Having entered education in the UK as an international student from a different cultural background, I struggled with the so-called “imposter syndrome” which still rears its ugly head from time to time. In a conscious effort to overcome this. I regularly set career goals and work towards them, and continue to recognise that everyone deserves a seat at the table.
The Law Society
I have many examples where I have often let work stress prevent me from engaging in wider professional matters. Almost 6 years ago, I began to set small goals to try to engage with my profession more. This led to my current voluntary positions on The Law Society, where I am now a Council Member, Vice-Chair of the Ethnic Minority Lawyers Division and also Committee Member of the Policy and Regulatory Affairs Committee and the Regulatory Processes Committee.
Opportunities and support
It is important to me to lift others as I climb my career ladder, giving opportunities to those seeking work experience, mentoring or information to support their legal career and share knowledge that I have acquired along the way.
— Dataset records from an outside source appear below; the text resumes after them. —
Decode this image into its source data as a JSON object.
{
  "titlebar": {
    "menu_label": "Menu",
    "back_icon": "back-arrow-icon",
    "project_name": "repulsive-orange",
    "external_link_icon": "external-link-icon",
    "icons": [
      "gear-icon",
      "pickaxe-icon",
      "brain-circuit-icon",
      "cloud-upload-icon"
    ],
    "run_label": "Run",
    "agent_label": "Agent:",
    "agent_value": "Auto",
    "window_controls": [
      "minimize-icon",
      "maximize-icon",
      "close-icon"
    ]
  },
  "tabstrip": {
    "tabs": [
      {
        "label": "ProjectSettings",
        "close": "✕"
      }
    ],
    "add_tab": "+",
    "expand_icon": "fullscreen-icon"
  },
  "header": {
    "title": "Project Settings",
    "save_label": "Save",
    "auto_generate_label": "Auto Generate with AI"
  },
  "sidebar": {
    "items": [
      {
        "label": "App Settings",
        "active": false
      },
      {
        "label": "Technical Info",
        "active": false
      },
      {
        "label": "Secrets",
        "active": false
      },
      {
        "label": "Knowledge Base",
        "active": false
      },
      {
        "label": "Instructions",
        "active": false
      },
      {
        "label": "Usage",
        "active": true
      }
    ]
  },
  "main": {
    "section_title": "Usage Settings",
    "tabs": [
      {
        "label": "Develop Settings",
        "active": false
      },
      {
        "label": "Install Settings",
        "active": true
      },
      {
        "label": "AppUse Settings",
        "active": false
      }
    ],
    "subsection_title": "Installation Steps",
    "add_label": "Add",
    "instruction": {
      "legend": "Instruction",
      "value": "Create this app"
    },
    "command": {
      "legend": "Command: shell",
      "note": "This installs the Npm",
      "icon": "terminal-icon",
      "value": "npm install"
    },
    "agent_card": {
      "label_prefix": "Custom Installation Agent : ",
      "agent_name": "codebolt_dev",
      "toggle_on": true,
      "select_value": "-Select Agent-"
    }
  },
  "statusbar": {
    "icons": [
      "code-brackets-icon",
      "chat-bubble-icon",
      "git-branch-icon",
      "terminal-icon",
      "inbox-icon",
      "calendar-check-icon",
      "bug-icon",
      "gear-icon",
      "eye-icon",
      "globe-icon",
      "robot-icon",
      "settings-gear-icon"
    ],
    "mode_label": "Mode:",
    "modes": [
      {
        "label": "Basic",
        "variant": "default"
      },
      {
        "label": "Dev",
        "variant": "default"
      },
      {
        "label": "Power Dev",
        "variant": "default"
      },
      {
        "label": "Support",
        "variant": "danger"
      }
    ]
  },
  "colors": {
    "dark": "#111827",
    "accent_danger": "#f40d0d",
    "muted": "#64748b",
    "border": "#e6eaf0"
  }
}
My firm, Descartes Solictiors, offers a number of summer internships, and through the voluntary work with the Law Society, I am able to support and implement a number of BAME focused projects and contribute to changes within the profession.
I would encourage aspiring lawyers to look at other areas of work, particularly government, UN and in-house opportunities for work experience and employment. It is important to appreciate that legal professionals operate in a myriad of settings, and not just in a firm or in chambers.
I am a very proud LSBU alumna and as I mentioned the relationships I forged during my days as a student are invaluable. I think it is important to continue to engage with my alma mater and share my knowledge and experience with others.